E siccome conosco molto bene questa particolarità delle madri di famiglia, odio, ripeto, odio ognuna di quelle sante donne che usi la parola: ATTIMINO. Lo so che lo usi solo per farmi coglionella perchè già lo sai, madre di famiglia che quel ATTIMINO è una variabile aperta che spazia dal nanosecondo sino ad arrivare alla completa rottura di scatole di chi la subisce,
son riuscito a pagare dopo tre ore e 12 minuti. Son riuscito a pagare.
Esco dall’ufficio postale, felice come un bambino con di fronte un vasetto della nutella, finalmente libero da quel carcere temporaneo che è una fila alle poste, e finalmente raggiungo la mia macchina, che avevo lasciato parcheggiata un po’ fuori dalle strisce blu, convinto di poterci mettere un secondo per pagare e riuscire dall’ufficio postale, sulla quale nel frattempo lo zelo didascalico dell’ausiliario del traffico ha sfogato altezza parabrezza la sua minzione quotidiana di verbali.
Cerco di rimanere calmo.
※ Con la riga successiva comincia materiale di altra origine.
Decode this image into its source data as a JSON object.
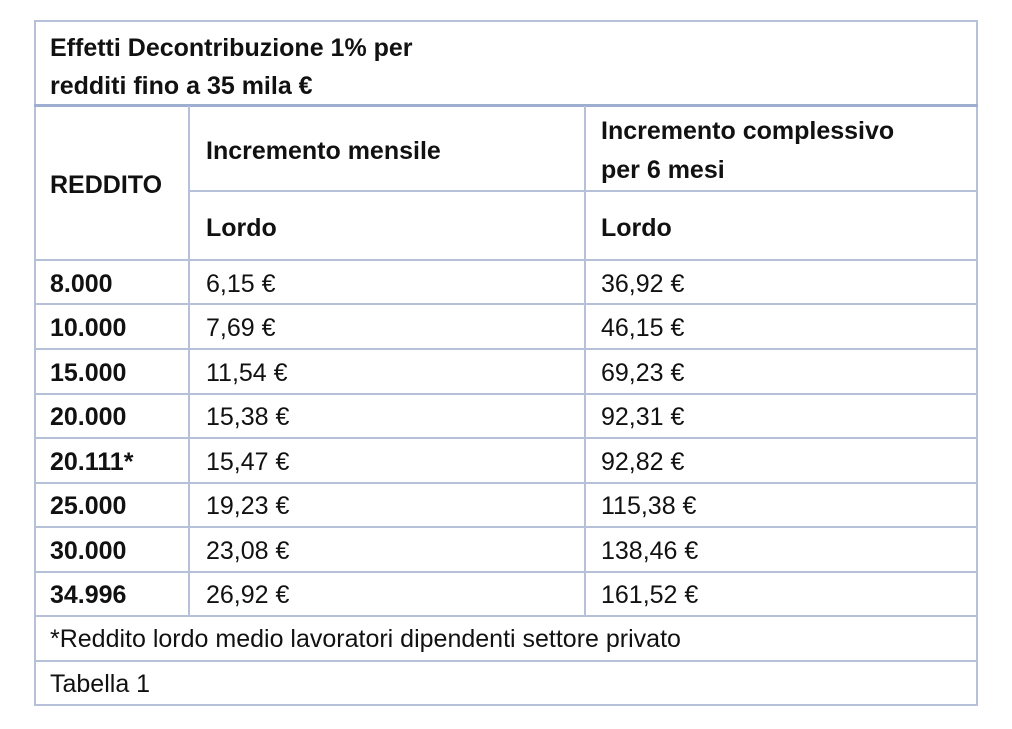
{
  "table": {
    "title_line1": "Effetti Decontribuzione 1% per",
    "title_line2": "redditi fino a 35 mila €",
    "header": {
      "reddito": "REDDITO",
      "mensile": "Incremento mensile",
      "complessivo_line1": "Incremento complessivo",
      "complessivo_line2": "per 6 mesi",
      "lordo_mensile": "Lordo",
      "lordo_complessivo": "Lordo"
    },
    "rows": [
      {
        "reddito": "8.000",
        "mensile": "6,15 €",
        "complessivo": "36,92 €"
      },
      {
        "reddito": "10.000",
        "mensile": "7,69 €",
        "complessivo": "46,15 €"
      },
      {
        "reddito": "15.000",
        "mensile": "11,54 €",
        "complessivo": "69,23 €"
      },
      {
        "reddito": "20.000",
        "mensile": "15,38 €",
        "complessivo": "92,31 €"
      },
      {
        "reddito": "20.111*",
        "mensile": "15,47 €",
        "complessivo": "92,82 €"
      },
      {
        "reddito": "25.000",
        "mensile": "19,23 €",
        "complessivo": "115,38 €"
      },
      {
        "reddito": "30.000",
        "mensile": "23,08 €",
        "complessivo": "138,46 €"
      },
      {
        "reddito": "34.996",
        "mensile": "26,92 €",
        "complessivo": "161,52 €"
      }
    ],
    "footnote": "*Reddito lordo medio lavoratori dipendenti settore privato",
    "caption": "Tabella 1"
  }
}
Devo rimanere calmo. Ho pagato la multa, mi rimetterò in macchina, guiderò sino a casa, mi spoglierò nudo come un verme nudo, mi infilerò sotto la doccia e ci rimarrò sino al mio prossimo compleanno, poi mangerò tre piatti di polenta e salsicce e mi tufferò nel letto a festeggiare quella magnifica giornata di merda (e fango).
Sono a casa mentre cerco di mettere in atto il piano studiato a tavolino precedentemente e nei minimi particolari: doccia, mangiata, nanna… inizia a squillare il cellulare, rispondo facendo l’errore più grossolano dell’universo. Dall’altra parte la voce della iena ridens che finge di essere mia moglie: “caro, che ne dici se passo a prenderti e andiamo a vedere RiuchiSasaqualcosa a teatro? … dai sbrigati che arriverò a casa tra un ATTIMINO”.